We have now succeeded in confounding our readers and compounding their problem by replacing one undefined term with two.

Let’s take these two new terms one at a time:

 

Gross Operating Income: Definitions are like artichokes. You need to peel the layers off one at a time. In this case, take the Gross Scheduled Income, which is the property’s annual income if all space were in fact rented and all of the rent actually collected. Subtract from this amount an allowance for vacancy and credit loss. The result is the Gross Operating Income.

 

Operating Expenses: This is the term that causes the greatest mischief. Many people say, “If I have to pay it, then it’s an operating expense.” That is not always true. To be considered a real estate operating expense, an item must be necessary to maintain a piece of a property and to insure its ability to continue to produce income. Loan payments, depreciation and capital expenditures are not considered operating expenses.

 

For example, utilities, supplies, snow removal and property management are all operating expenses. Repairs and maintenance are operating expenses, but improvements and additions are not – they are capital expenditures. Property tax is an operating expense, but your personal income-tax liability generated by the property is not.
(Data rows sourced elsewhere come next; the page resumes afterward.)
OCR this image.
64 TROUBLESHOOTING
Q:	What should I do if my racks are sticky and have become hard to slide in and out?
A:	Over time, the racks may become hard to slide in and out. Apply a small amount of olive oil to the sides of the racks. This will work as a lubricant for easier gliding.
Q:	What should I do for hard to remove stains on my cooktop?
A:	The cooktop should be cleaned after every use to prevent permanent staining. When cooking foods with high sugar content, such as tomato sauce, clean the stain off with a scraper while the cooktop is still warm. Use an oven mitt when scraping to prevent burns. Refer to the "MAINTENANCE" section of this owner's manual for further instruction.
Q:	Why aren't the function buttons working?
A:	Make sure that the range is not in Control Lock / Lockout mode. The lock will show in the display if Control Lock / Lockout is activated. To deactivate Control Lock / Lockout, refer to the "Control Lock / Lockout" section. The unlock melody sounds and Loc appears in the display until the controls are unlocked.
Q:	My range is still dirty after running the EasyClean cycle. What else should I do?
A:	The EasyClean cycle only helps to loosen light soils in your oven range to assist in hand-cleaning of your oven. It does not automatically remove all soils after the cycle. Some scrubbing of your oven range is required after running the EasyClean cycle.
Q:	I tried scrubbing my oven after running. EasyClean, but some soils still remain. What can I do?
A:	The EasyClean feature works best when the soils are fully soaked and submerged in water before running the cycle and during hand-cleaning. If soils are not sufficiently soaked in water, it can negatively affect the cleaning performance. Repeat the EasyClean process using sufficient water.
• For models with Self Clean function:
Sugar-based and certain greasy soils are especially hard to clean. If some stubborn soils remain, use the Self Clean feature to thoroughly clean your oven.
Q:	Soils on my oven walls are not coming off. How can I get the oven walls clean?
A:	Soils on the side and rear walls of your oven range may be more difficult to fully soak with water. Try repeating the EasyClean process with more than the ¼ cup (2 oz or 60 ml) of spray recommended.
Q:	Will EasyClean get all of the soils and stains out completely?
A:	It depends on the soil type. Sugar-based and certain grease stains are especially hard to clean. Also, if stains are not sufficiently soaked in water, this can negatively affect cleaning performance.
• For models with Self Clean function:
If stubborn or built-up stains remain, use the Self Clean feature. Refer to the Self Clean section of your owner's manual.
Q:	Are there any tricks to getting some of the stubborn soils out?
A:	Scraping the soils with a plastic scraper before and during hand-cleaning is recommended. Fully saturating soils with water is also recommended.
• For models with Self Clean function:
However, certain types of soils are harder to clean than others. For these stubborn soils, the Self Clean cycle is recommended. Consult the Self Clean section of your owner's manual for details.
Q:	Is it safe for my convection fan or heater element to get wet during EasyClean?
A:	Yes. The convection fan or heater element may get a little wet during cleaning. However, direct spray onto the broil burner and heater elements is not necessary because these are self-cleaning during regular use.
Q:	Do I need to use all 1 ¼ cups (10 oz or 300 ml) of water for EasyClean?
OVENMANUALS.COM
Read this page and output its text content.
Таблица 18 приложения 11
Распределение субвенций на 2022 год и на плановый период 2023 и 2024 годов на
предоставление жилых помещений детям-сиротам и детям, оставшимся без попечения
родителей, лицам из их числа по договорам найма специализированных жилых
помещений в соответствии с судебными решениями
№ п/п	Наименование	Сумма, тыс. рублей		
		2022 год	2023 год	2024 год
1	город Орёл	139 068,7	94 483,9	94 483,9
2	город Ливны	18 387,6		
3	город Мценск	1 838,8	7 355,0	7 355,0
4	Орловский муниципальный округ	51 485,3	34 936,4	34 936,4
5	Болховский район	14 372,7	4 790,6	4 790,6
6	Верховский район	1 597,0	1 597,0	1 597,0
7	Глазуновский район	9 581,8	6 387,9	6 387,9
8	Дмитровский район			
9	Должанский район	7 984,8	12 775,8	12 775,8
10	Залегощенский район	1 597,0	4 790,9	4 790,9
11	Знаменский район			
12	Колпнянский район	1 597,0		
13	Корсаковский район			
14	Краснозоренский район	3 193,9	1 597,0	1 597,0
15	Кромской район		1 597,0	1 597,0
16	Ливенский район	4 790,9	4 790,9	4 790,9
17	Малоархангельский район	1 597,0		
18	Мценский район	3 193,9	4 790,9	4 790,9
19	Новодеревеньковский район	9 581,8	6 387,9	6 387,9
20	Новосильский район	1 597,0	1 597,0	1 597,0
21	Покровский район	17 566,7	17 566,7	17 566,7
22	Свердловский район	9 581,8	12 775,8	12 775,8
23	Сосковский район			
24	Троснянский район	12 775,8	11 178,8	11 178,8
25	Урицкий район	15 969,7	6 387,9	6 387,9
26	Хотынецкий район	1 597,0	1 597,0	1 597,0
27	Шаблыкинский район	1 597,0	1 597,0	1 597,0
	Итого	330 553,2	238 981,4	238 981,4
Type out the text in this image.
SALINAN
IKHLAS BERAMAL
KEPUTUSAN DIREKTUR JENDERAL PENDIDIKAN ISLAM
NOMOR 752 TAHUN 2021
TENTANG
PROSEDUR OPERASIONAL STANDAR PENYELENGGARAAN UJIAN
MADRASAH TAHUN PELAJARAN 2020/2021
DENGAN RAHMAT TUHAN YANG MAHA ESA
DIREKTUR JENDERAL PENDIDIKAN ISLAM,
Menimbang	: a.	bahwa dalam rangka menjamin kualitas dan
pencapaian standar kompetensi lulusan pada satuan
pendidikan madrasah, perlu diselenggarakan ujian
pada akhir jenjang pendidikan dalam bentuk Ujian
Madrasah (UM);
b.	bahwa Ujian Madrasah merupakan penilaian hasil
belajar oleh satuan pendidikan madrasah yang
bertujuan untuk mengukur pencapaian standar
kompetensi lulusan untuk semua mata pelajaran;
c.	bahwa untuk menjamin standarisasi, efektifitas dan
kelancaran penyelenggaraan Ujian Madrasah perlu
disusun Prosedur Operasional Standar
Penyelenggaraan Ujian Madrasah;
Your mortgage interest may be a deductible expense, but it is not an operating expense. You may need a mortgage to afford the property, but not to operate it.

 

Subtract the Operating Expenses from the Gross Operating Income and you have the NOI.

Why all the nitpicking? Because NOI is essential to apprehending the market value of a piece of income-producing real estate. That market value is a function of its “income stream,” and NOI is all about income stream. As heartless as it may sound, a real estate investment is not a felicitous assemblage of bricks, boards, bx cables and bathroom fixtures. It is an income stream generated by the operation of the property, independent of external factors such as financing and income taxes.

 

In truth, investors don’t decide to buy properties; they decide to buy the income streams of those properties. This is not such a radical notion. When was the last time you chose a stock based upon the aesthetics of the stock certificate? (“Broker, what do you have in a nice mauve filigree border?”) Never. You buy the anticipated economic benefits. The same is true of investors in income-producing real estate.

 

Those readers who have not yet been lulled to sleep by this dissertation will alertly point out that they have in fact observed changes in the value of income property precipitated by changes in mortgage interest rates and in tax laws. Doesn’t that observation contradict our assertion about external factors?

 

Go back to our earlier article on the use of capitalization rates, and you will recall that there are two elements to the value equation: the NOI and the cap rate. The NOI represents a return on the purchase price of the property; and the cap rate is the rate of that return. Hence, a property with a $1,000,000 purchase price and a $100,000 NOI has a 10% capitalization rate. However, the investor will purchase that property for $1,000,000 only if he or she judges 10% to be a satisfactory return.

 

What happens if interest rates go up? In that case, there may be other opportunities competing for the investor’s capital – bonds, for example – and that investor may now be interested in this same piece of property only if its return is higher, say 12%. Apply the 12% cap rate (PV = NOI / Cap Rate), and now the investor is willing to pay about $833,000. External circumstances have not affected the operation of the property or the NOI. They have affected the rate of return that the buyer will demand, and it is that change that impacts the market value of the property.

 

In short, the NOI expresses an objective measure of a property’s income stream while the required capitalization rate is the investor’s subjective estimate of how well his capital must perform. The former is mostly science, subject to definition and formula, while the latter is largely art, affected by factors outside the property, such as market conditions and federal tax policies. The two work together to give us our estimate of market value.